Dissertation: "Mediating Alterity: Transitive Indianness in U.S. Non-Normative Medicine"
Certified Summer 2018
My research is firmly committed to medical humanities and social sciences, a field of critical inquiry dedicated to persistent reflexivity in medicine. As a communications and media studies scholar, my method and major focus of study takes shape as social and cultural studies of medicine wherein medicine is understood as a scientific and technological phenomenon. My research is further influenced by and committed to critical indigenous, race, ethnic, and gender studies whereby I consider the ways medicine in culture and society shape and are shaped by notions of indigeneity, latinidad, and gender. In the case of my dissertation, this led me to thinking about medicine’s mediation of indigeneity as alterity in relation to U.S. multiculturalism and gender at the site of what I call “non-normative medicine.” I center my examination around the institutionalization of non-normative medicine within the U.S. government, specifically the establishment of the Office of Alternative Medicine at the National Institutes of Health in 1991. I argue that the event depended heavily on a depoliticized cultural signification of Indianness to construct non-normative medicine as multiculturally inclusive, as evidenced by the appointment of a Mohawk physician and health administrator as the founding director who popular media at the time racialized and gendered as a “medicine man.” I follow with an examination of the years following his premature resignation, wherein Indianness became obscured, and latinidad and other forms of flattened gendered and racialized difference proved more effective in substantiating non-normative medicine’s multicultural brand.

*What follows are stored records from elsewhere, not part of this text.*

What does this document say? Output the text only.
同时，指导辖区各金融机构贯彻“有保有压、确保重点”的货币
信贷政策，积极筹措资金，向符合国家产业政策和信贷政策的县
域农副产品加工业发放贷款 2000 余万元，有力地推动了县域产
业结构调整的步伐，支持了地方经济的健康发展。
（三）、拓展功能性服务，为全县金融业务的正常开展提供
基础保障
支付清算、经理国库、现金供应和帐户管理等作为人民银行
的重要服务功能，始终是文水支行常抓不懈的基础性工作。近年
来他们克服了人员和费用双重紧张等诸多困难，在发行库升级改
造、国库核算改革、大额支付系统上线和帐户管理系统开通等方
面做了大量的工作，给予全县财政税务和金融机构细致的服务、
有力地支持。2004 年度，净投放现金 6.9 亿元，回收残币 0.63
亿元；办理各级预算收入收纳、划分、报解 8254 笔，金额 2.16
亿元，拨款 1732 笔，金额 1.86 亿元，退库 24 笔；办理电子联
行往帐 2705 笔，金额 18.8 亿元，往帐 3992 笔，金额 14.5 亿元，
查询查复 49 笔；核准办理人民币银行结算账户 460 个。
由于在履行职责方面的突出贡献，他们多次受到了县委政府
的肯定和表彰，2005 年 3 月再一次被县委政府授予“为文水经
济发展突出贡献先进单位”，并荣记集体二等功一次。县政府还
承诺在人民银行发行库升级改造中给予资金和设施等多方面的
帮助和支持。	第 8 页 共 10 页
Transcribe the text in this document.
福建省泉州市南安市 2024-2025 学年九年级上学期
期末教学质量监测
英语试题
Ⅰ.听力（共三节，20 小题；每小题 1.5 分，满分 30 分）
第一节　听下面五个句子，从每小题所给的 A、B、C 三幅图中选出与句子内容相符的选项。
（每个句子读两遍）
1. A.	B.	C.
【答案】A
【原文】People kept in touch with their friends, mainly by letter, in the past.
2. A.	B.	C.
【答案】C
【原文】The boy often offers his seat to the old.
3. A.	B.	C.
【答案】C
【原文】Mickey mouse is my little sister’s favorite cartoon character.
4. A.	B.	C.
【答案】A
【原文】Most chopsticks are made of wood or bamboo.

Rico Kleinstein Chenyek received their PhD in Communications and Media from the Institute of Communications Research at the University of Illinois at Urbana-Champaign. Their major focus of study is in the social and cultural studies of science, medicine, and technology, with graduate minors in American Indian & Indigenous Studies, Latina/Latino Studies, and Gender & Women’s Studies. Rico’s dissertation, “Mediating Alterity: Transitive Indianness in U.S. Non-Normative Medicine,” is a comprehensive cultural study of the U.S. institutionalization of non-normative medicine at the National Institutes of Health that centralizes the politics of (indigenous) alterity. Rico received a BA in Chicana/o & Latina/o studies from Pomona College in 2011 and is now at the University of Illinois College of Medicine at Chicago completing their MD/PhD training.